Another strength of GSJ is that it mirrors the structure of real start-ups, giving students a chance to try on roles that fit their skills and ambitions.
The Competition unites students and professionals with entrepreneurial minds. Participants align their roles with their expertise, interests, and unique experiences to make a meaningful impact.
As Entrepreneurs, Year 2 Masters+ students and alumni can launch ventures of their own. They test the appeal of their ideas, work with experienced advisors, and attract talent with complementary skills to take their plans to the next level. As Talents, Masters+ students and other master’s students from anywhere in the world can browse ventures, join teams and gain hands-on experience inside a start-up environment. Investors, typically MBA and management students, act as venture capitalists, evaluating plans, placing virtual investments and offering feedback. And Advisors are experienced professionals, venture capitalists, CEOs and alumni who guide teams through key decisions.
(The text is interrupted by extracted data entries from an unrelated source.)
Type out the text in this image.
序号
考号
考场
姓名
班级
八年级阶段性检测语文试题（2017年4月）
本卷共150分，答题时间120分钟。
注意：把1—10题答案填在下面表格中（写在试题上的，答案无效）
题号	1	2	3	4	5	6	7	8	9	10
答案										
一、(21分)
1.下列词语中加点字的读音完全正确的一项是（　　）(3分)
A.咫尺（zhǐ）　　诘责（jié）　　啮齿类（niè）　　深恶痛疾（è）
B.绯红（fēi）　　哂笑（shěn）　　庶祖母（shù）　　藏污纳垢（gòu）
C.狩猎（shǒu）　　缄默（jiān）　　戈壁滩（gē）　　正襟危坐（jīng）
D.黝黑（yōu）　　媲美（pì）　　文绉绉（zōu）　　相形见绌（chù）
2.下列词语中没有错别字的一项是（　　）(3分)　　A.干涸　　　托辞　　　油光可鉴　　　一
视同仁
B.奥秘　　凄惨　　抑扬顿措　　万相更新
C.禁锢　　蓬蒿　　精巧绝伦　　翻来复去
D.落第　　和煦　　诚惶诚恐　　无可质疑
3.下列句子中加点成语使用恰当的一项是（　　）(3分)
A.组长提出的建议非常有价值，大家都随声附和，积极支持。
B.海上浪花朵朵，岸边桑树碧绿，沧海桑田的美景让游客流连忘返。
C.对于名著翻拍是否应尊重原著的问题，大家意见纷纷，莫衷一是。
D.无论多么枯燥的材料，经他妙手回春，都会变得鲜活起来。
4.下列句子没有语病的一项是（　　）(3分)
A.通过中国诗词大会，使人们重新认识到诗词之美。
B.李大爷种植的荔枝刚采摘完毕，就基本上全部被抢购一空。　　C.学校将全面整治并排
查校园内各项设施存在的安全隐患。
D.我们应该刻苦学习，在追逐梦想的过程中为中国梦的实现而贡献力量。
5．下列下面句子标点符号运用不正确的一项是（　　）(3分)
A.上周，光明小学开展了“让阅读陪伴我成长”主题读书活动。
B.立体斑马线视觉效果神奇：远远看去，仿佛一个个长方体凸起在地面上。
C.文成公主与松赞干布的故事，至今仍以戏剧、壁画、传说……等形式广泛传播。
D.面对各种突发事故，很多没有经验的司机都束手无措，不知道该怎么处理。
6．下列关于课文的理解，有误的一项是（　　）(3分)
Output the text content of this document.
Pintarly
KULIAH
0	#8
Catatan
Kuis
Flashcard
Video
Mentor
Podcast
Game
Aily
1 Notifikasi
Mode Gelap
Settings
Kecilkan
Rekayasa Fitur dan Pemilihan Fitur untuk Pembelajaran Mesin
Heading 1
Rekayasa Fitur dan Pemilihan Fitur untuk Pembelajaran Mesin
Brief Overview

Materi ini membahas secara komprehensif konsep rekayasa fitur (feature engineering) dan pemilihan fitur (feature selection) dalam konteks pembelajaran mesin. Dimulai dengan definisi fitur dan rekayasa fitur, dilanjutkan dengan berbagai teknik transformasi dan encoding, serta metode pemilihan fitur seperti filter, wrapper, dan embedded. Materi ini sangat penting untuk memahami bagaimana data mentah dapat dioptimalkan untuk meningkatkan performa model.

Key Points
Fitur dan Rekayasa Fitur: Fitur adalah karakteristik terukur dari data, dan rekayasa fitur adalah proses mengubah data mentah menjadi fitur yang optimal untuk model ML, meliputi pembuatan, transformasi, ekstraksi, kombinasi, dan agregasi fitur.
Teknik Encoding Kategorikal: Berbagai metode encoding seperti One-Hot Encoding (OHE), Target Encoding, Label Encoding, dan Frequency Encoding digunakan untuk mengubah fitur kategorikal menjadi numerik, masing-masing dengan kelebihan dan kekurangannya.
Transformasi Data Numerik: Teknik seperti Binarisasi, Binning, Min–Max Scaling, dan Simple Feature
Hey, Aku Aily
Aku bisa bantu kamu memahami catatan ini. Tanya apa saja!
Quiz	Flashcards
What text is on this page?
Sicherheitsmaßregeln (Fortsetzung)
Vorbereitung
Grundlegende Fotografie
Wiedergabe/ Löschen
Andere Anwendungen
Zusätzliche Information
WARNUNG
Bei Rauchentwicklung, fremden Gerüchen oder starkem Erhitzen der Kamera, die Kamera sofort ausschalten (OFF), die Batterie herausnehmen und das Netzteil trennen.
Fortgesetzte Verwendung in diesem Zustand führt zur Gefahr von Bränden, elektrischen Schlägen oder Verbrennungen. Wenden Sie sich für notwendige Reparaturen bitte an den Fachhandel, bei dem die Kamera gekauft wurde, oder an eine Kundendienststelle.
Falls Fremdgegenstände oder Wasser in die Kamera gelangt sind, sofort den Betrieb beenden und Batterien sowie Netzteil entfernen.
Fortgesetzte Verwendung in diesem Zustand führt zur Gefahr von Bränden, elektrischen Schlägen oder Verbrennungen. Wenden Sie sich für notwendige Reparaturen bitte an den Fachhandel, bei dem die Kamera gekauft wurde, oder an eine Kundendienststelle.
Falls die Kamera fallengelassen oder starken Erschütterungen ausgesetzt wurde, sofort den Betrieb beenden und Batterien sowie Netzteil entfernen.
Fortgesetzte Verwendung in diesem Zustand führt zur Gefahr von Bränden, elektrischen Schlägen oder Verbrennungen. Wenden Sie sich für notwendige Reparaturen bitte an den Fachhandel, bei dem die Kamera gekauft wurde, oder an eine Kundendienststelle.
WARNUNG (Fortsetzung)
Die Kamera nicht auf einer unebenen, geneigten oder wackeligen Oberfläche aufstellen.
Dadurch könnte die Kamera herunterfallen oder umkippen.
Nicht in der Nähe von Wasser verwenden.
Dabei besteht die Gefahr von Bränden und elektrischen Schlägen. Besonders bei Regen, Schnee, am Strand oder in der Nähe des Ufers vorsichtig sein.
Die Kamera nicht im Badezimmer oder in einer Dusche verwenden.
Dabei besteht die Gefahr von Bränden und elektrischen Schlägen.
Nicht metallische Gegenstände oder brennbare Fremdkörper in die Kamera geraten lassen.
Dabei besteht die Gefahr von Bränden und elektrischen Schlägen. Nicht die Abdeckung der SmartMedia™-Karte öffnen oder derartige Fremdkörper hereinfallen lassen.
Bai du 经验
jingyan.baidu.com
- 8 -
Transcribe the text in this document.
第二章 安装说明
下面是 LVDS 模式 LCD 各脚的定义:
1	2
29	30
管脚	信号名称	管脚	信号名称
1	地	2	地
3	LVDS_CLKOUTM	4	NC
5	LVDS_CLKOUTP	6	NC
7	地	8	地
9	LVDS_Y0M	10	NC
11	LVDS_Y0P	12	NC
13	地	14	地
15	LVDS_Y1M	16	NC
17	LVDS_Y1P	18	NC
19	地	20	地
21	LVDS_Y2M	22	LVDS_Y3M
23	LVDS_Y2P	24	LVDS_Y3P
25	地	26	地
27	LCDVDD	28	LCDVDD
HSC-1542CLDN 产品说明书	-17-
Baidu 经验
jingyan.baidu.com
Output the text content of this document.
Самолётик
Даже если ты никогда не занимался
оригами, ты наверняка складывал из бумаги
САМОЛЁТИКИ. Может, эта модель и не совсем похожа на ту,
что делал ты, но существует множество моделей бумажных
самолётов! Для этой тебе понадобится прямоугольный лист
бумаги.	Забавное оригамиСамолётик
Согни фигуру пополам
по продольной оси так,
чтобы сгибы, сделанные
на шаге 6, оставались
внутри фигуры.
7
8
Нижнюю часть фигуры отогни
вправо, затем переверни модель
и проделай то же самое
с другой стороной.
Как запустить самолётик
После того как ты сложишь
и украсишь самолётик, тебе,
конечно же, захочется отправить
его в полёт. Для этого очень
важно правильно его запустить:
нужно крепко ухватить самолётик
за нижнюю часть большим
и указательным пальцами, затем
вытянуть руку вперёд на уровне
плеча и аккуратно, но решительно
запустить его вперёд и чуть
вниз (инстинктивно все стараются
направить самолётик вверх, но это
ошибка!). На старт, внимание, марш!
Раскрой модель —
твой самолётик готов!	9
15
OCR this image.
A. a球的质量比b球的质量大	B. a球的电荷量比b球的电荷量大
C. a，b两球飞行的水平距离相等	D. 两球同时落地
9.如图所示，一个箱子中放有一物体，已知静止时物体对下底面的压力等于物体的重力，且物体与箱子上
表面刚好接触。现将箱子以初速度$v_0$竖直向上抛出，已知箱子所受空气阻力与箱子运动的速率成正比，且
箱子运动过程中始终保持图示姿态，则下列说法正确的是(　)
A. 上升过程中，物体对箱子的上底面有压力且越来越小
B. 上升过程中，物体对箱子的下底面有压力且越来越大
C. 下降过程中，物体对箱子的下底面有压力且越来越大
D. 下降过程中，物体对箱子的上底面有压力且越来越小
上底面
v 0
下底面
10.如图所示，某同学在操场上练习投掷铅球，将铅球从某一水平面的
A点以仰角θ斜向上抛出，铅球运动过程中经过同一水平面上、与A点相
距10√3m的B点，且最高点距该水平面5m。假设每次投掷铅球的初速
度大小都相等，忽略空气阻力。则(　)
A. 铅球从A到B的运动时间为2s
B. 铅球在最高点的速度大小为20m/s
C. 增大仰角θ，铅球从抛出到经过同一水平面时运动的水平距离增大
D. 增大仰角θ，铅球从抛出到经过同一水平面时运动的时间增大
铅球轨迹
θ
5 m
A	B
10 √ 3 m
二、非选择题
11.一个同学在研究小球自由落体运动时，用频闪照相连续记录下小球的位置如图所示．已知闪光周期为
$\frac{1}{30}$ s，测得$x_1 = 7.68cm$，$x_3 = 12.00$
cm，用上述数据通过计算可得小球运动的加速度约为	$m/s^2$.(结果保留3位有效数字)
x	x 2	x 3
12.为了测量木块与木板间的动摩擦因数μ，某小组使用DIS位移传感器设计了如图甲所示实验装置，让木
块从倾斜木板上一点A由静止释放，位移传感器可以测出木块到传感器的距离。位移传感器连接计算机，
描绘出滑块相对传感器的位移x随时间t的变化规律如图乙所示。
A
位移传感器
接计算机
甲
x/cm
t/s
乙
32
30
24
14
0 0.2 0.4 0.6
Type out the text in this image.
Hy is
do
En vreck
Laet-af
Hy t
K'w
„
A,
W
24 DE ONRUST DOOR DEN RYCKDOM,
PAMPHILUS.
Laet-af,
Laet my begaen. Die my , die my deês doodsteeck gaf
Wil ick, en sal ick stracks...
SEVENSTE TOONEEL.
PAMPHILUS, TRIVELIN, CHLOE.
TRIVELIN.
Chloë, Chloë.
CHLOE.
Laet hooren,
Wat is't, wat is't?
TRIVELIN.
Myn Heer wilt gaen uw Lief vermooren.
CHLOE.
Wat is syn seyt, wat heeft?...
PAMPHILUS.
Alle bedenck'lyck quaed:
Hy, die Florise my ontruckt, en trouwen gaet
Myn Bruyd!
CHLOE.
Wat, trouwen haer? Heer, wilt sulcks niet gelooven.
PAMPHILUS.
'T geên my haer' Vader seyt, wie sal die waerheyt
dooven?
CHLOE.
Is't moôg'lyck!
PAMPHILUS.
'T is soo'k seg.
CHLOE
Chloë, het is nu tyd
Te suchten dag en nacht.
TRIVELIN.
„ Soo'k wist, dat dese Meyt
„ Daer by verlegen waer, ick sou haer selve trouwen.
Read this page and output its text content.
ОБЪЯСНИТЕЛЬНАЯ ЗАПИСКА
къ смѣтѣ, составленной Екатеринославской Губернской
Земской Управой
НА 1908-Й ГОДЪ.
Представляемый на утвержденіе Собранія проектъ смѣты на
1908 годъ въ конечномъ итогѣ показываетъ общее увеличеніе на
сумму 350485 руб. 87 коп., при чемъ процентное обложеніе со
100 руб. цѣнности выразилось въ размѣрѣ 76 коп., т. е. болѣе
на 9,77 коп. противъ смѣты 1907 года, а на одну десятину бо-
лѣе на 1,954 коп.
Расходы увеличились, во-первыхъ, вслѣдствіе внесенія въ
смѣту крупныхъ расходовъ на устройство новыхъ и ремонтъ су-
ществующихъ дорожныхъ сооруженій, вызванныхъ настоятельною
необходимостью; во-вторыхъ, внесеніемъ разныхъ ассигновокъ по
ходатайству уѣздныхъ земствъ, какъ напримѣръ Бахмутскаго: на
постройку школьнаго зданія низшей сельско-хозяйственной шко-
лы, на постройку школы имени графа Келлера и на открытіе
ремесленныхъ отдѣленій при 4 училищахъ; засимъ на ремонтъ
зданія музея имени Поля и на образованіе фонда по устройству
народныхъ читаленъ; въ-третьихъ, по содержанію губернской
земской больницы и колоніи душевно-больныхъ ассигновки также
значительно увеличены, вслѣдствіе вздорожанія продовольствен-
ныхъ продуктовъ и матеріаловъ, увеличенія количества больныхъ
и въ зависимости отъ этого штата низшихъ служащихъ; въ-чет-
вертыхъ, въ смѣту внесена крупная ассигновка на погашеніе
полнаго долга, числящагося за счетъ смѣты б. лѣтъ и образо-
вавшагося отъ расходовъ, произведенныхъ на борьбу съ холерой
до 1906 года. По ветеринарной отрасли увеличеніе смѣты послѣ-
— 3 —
For Kian, this structure created the perfect entry point.
“I wanted to join a technical team as I believe that technical knowledge is very important for a start-up to survive. I got contacted by the venture owner, which allowed me to ask all the questions I had before deciding to join the team. I took on the role of a mechanical engineer responsible for 3D and CFD modelling.”
From the venture side, the benefits are equally clear. As Datlantis team member Luis Miguel Pereira explains:
“The GSJ competition allowed our team to put our passions and skills into action, giving us a framework to build a business with real potential. It also helped us see where we could grow. Once we had skin in the game, all the concepts from our master’s studies started to truly make sense.”
Together, these perspectives show how GSJ turns a student project into a genuine rehearsal for founding.
“Problem validation was the most difficult stage”
Like real founders, GSJ teams face the challenge of pressure-testing their assumptions. For Kian, this meant finding ways to gather feedback while protecting a technically complex idea.
“Personally, I found that the problem validation was the most difficult stage for our venture. Because our solution was very technical, we did not want to disclose too much information to other competitors or potential clients. This meant we had to be careful of what information we were sharing, while getting the information we needed.”
Learning how to strike this balance is a critical entrepreneurial skill, particularly for deep-tech innovators working with sensitive intellectual property.
How The Green Seed Journey Turns vision into a venture:
InnoEnergy offers the Green Seed Journey Competition as a supporting and complementary initiative to the existing study programs. It gives students the chance to practice entrepreneurship in a supportive environment.
Beyond the competition phase, top teams continue their development through the Green Seed Journey Camp. This three-day training experience helps early-stage founders understand investor expectations, whilst strengthening their strategy and valuation. Alumni entrepreneurs can also apply for GSJ Grants, which support prototyping and living expenses required to join accelerators or incubators. Together, these opportunities provide a practical bridge between student innovation and real-world commercialisation.